何人も、何人もの倒れた男達は皆一様に動けず、
それを見て逃げ出す奴にさえ、追い討ちをかける。
顔を照らせば目が血走っていた。
本当に異常なのだなぁと彼は感心していた。
この光景にただ見入っていた、
彼もまた、異常だった。

やがて誰も動かなくなった。
動かない男達を尻目に、庄司は逃げるように走り去った。
沸き立つ闘志は完全に冷め切り、残ったのは罪悪感と優越感だけ。
その優越感は罪悪感以上で、自然に笑い声がでる。
これが楽しいものだと考えてしまう事が異常だというのはわかっているのに。

炭酸飲料を片手に帰路を歩く。
辺りはもう暗くなっていた。
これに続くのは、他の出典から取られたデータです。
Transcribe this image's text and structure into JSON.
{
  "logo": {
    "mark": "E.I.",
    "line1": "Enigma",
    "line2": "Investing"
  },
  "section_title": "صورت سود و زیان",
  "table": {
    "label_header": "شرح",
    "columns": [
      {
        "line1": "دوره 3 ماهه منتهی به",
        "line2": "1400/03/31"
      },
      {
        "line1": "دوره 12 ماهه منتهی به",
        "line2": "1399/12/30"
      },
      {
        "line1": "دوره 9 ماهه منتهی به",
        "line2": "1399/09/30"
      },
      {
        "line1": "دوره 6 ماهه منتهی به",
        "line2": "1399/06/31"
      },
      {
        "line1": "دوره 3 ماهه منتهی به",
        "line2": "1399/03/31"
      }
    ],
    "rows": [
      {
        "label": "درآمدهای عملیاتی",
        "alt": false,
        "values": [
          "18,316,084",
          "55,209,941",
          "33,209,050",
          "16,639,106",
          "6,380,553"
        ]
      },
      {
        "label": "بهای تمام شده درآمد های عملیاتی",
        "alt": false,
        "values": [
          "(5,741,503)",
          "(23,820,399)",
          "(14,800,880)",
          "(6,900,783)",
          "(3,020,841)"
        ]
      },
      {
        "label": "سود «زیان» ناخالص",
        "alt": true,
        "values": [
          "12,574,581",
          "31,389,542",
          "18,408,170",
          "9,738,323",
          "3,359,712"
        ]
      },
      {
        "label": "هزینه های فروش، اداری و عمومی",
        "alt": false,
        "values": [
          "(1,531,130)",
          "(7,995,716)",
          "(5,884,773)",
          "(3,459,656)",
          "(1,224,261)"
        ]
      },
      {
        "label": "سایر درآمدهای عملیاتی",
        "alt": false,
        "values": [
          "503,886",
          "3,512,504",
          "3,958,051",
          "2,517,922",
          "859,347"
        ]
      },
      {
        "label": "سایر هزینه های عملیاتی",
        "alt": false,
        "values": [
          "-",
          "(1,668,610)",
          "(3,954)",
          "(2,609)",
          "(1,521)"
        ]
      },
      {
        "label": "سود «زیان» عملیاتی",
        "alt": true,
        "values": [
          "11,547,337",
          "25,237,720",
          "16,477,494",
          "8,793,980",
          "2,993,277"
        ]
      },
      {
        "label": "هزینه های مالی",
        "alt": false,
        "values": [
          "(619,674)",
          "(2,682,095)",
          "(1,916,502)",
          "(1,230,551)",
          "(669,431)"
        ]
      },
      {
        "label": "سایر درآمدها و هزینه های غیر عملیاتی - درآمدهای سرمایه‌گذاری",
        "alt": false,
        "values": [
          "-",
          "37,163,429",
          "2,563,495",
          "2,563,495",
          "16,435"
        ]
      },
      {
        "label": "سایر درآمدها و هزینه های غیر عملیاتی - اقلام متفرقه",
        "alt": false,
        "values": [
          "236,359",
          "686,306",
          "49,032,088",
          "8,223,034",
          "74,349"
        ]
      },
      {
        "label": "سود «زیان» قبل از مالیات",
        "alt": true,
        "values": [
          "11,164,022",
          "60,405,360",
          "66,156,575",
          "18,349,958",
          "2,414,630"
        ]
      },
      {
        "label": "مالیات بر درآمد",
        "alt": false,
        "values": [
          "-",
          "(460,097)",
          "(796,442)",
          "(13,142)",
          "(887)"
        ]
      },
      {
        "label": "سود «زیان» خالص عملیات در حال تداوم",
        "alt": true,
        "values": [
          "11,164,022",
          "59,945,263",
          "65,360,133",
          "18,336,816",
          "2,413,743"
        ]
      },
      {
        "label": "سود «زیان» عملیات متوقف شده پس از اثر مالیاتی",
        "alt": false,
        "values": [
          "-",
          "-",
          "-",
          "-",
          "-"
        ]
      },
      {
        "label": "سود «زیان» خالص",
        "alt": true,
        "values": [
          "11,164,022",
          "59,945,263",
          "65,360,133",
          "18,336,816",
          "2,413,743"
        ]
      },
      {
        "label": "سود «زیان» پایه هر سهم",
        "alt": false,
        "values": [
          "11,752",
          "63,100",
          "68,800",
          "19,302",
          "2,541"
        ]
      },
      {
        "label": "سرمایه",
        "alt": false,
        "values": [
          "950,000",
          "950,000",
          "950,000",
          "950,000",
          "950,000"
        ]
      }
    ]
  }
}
それがどれだけ長い時間殴り合いをしていたかを示す。
血はついていないが汗臭くなった服をどうしようか、というような事を考えていると、
突然、人にぶつかった。
「おい」
そう呼びかけられ、うざったそうに顔をあげると
「庄司」
「脇田さん?」
ペナルティの脇田が立っていた。真剣な顔をして。
「ちょっと話がある」
そう言うと、付いて来いと庄司を引っ張った。
「俺の家でですか?」


ドアの鍵を開けて、中に入る。中の空気が冷たい。
脇田は足早に靴を脱ぎ、勝手知ったる様子でリビングに入っていった。
何の話だろう。庄司は廊下を歩きながら考えた。
しかし大体内容はわかっていた。多分それしかなかった。
既に対話の準備は出来ているらしい脇田の向かい側に、庄司は座った。
「何の話ですか?」
真面目そうな顔をして尋ねる。
「お前、最近何してるんだ?」

予想どうりだ。

「何って、別に何も・・・」
「お前、本当に何もしてないか?」
脇田は疑り深く聞く。庄司は本当に何もないですと答える。
「関がひどい怪我してるって金成から聞いた。
 殴られた痕が腹に集中してて、痛くて動けないって。
 誰にやられたかって聞いたら、庄司にやられた。って。」
「本当に俺は何もしてないです。
 関が勘違いしてるんじゃないですか?俺と、誰かを。」
庄司がきっぱりと言い返した。脇田はそれを聞いて、下を向く。
「そうか。じゃあ、
やっぱりお前からそれを預からなくちゃならない。」
脇田のペンダントが、赤く燃えるように輝いた。
「それはお前にとって危険な物だ。俺が持っておくから、渡してくれ。」
少しずつ、脇田が庄司の方に近づく。
手中の石がゆっくりと熱くなるのを、庄司は感じていた。